Альберта только плечами пожала. Комнату наполнил запах свежей зелени. Кармен протянула Зигмунду кусочек ветчины. Поколебавшись, далматинец обнюхал лакомую подачку и осторожно слизнул ее. Понемногу басистка скормила ему треть своего сэндвича. Распробовав его, Зигмунд вытянулся рядом и уткнулся мордой ей в сапоги.
– Что бы ты там ни говорила, – обратилась Альберта к Кармен, – Лу симпатизировала Брэду. А в людях она разбиралась не хуже этого далматинца. Умела распознать порядочного человека.
– Этот далматинец держит меня не за порядочную женщину, а за конкретную дуру. Липнет к моим сапогам, потому что ему по вкусу моя ветчина.
– No way,[11]11
Вовсе нет (англ.).
[Закрыть]– возмутилась Ингрид. – У Зигмунда есть голова на плечах. Он не взял бы ветчину у беспорядочной женщины.
– Говорят «непорядочная женщина»! – хором поправили ее Кармен и Альберта.
– Ну да, а еще говорят – падшая женщина и павшая лошадь, и никто не знает, почему!
– Не обижайся, просто так принято, – примирительно заметила Альберта, с одобрением пригубив вино.
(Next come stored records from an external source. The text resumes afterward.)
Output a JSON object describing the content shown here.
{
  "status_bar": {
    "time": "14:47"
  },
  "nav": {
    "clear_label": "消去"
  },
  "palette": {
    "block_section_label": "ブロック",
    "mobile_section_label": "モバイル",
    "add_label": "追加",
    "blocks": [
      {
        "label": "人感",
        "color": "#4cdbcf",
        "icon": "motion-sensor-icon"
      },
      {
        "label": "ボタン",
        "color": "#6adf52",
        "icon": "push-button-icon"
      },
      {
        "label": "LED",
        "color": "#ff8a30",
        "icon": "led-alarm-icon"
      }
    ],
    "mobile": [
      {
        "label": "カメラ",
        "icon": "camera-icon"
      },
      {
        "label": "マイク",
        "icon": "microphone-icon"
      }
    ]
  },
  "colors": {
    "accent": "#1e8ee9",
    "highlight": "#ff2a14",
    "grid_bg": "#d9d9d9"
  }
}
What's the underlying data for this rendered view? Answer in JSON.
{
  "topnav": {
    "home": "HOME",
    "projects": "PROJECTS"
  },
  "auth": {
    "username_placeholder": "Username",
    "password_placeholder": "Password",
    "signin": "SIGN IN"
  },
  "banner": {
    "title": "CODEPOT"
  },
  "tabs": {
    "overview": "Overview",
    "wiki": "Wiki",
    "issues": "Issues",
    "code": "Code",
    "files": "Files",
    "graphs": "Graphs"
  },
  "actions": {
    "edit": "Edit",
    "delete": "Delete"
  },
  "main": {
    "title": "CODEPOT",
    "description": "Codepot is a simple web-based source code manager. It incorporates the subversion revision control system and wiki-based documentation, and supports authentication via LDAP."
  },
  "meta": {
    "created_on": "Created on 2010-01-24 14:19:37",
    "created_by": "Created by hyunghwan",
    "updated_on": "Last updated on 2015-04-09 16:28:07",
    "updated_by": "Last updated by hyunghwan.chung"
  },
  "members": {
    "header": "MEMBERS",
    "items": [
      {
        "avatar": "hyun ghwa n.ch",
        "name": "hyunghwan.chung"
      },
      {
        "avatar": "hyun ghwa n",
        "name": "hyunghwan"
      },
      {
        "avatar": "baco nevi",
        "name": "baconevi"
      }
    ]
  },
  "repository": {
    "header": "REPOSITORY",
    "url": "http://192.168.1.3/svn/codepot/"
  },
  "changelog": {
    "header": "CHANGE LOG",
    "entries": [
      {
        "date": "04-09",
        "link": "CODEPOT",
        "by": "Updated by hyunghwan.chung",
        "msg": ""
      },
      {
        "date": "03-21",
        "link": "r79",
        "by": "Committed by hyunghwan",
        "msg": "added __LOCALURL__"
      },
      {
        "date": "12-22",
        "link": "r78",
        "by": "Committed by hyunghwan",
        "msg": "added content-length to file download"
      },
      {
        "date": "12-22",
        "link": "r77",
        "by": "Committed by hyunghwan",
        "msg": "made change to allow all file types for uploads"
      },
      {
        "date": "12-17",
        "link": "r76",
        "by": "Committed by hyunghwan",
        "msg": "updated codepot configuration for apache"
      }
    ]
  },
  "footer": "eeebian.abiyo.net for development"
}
Доедали они молча. Ингрид обдумывала сказанное Кармен: она признавала, что рассуждения басистки не лишены определенной логики. В разгар весны, да еще в таком большом парке, как Монсури, работы у Брэда было невпроворот. Что могло его привлекать в саду при обители Милосердия? Наверняка не заунывное пение монашек. И несмотря на несомненный талант «Вампиреллас», он приходил сюда не за тем, чтобы слушать их музыку. Сэм Кук и «Братья Невилл» Брэду Арсено были куда ближе, чем готический рок.